LGS’ye hazırlanan öğrencilerin %5’lik dilime girenlerin bir kısmı yabancı özel okullara bir kısmı da nitelikli özel fen liselerine kaydoluyor. Öğrencilerin 100 bin üstü nitelikli devlet okullarına aldıkları puan dilimine bağlı tercih edip yerleşiyor.

Benim size anlatmak istediğim hem bu işi yapan bir eğitimci hem çocuklarını LGS’ye hazırlayan bir ebeveyn olarak bu sürecin gidişatının nasıl olması gerektiğiyle ilgili. Öncelike LGS neyi bilip neyi bilmediğini sorup öğrenciyi eleyen bir sınav olmadığını bilelim. Salt bilginin tek başına başarı için yaramadığını da ekleyelim.

LGS, uluslararası yapılan PISA ile denk bir sınav. PISA, Uluslararası Öğrenci Değerlendirme Programı olup Ekonomik İşbirliği ve Kalkınma Teşkilatı (OECD) ülkeleri tarafından üç yılda yapılan uluslararası bir sınav.
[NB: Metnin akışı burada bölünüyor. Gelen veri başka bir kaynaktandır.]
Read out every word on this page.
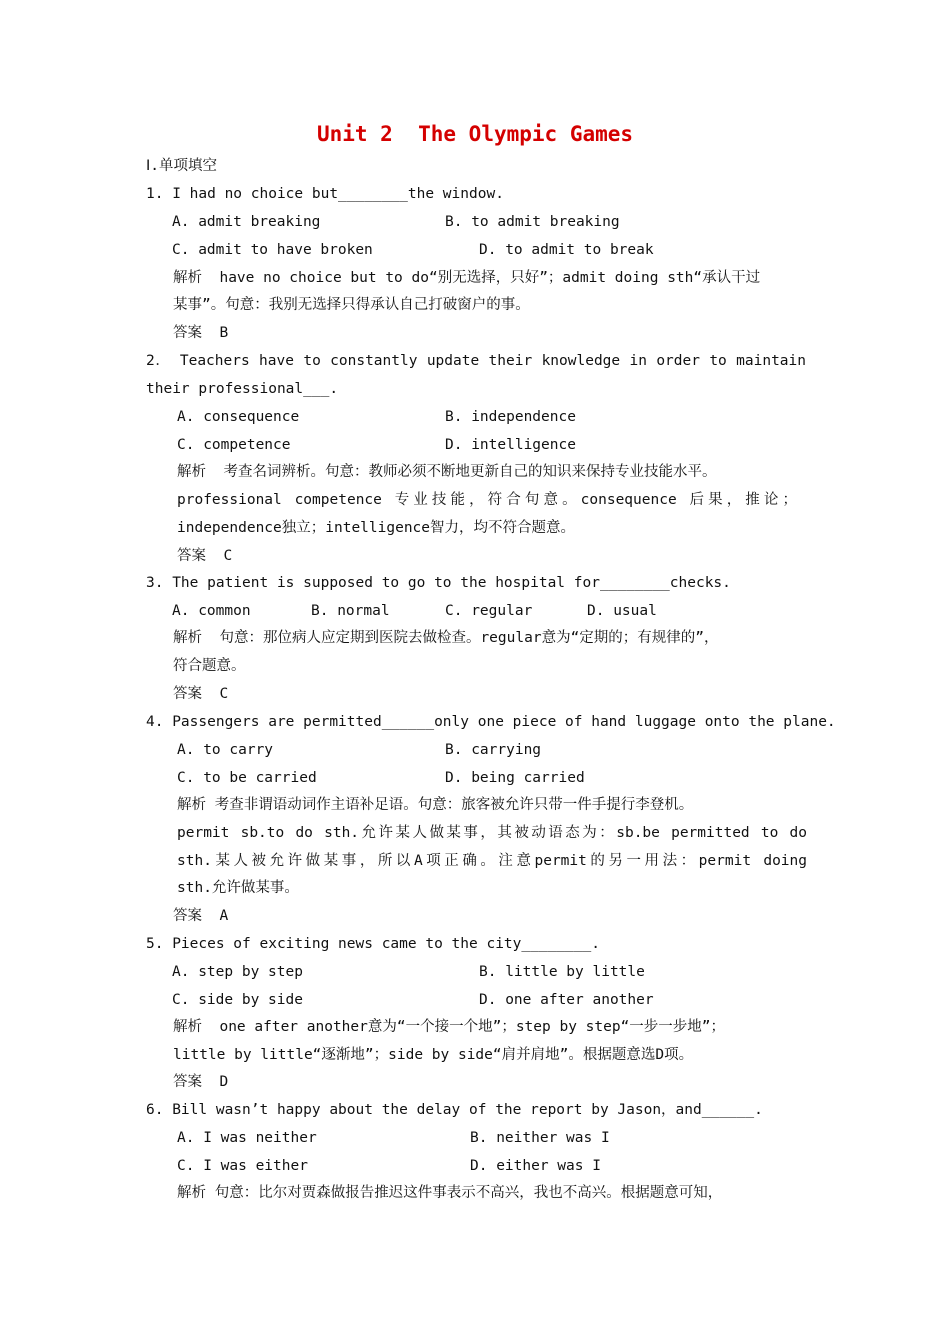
Unit 2  The Olympic Games
Ⅰ.单项填空
1. I had no choice but________the window.
A. admit breaking	B. to admit breaking
C. admit to have broken	D. to admit to break
解析  have no choice but to do“别无选择，只好”；admit doing sth“承认干过
某事”。句意：我别无选择只得承认自己打破窗户的事。
答案  B
2． Teachers have to constantly update their knowledge in order to maintain
their professional___.
A. consequence	B. independence
C. competence	D. intelligence
解析  考查名词辨析。句意：教师必须不断地更新自己的知识来保持专业技能水平。
professional competence 专业技能，符合句意。consequence 后果，推论；
independence独立；intelligence智力，均不符合题意。
答案  C
3. The patient is supposed to go to the hospital for________checks.
A. common	B. normal	C. regular	D. usual
解析  句意：那位病人应定期到医院去做检查。regular意为“定期的；有规律的”，
符合题意。
答案  C
4. Passengers are permitted______only one piece of hand luggage onto the plane.
A. to carry	B. carrying
C. to be carried	D. being carried
解析 考查非谓语动词作主语补足语。句意：旅客被允许只带一件手提行李登机。
permit sb.to do sth.允许某人做某事，其被动语态为：sb.be permitted to do
sth.某人被允许做某事，所以A项正确。注意permit的另一用法：permit doing
sth.允许做某事。
答案  A
5. Pieces of exciting news came to the city________.
A. step by step	B. little by little
C. side by side	D. one after another
解析  one after another意为“一个接一个地”；step by step“一步一步地”；
little by little“逐渐地”；side by side“肩并肩地”。根据题意选D项。
答案  D
6. Bill wasn’t happy about the delay of the report by Jason，and______.
A. I was neither	B. neither was I
C. I was either	D. either was I
解析 句意：比尔对贾森做报告推迟这件事表示不高兴，我也不高兴。根据题意可知，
LGS, soru tarzı da PISA ile eşdeğer. Öğrencilerin akademik bilgi düzeyini ölçmenin yanısıra sorular üzerinden çocukların dikkatini, yoğunlaşma süresini, davranış refleksini, kavrama gücünü, okuduğunun anlayıp anlayamama durumunu, duygularını doğru yönetip yönetememe halini, heyecanı kaygıya dönüştürüp kendini strese sokup bir çuval inciri berbat mı edecek yoksa heyecanını doğru yönetip bilgi çağrışımına mı dönüştürecek sorgulamasını, ön bilgi verip verilen ön bilgiden yeni çözüm önerileri yeni bilgi kapıları oluşturup oradan süreci doğru yönetmeyi, beden dilini kullanmayı, Türkçede matematik, matematikte Türkçe tarzı sorular sorarak aynı anda hem sözel hem sayısal zekasını kullanma becerisine sahip olup olmadığını … vb aynı anda öğrencinin birçok becerisini ölçüp değerlendirip bu süreci doğru yöneten öğrenciyi yüceltiyor aksi durumdaki öğrenciyi de süreçten eliyor. LGS’ye layıkıyla hazırlanan öğrenci saydığım kazanımların birçoğuna LGS sürecinde sahip olabiliyor.

Peki LGS’ye hazırlanan öğrencilere bakalım. Yaş aralığı çoğunlukla 14 olan ancak azda olsa 13 ve 15 yaşlarında çocukların da katıldığı bir sınav. Kız çocuklarının ergenlik dönemine de denk geldiğini anımsatalım. Gelin bu süreci nasıl yönetmek gerekir, nasıl bir yol izlemek lazım, nelerin ailede öncelikli olduğunu birlikte ele alalım.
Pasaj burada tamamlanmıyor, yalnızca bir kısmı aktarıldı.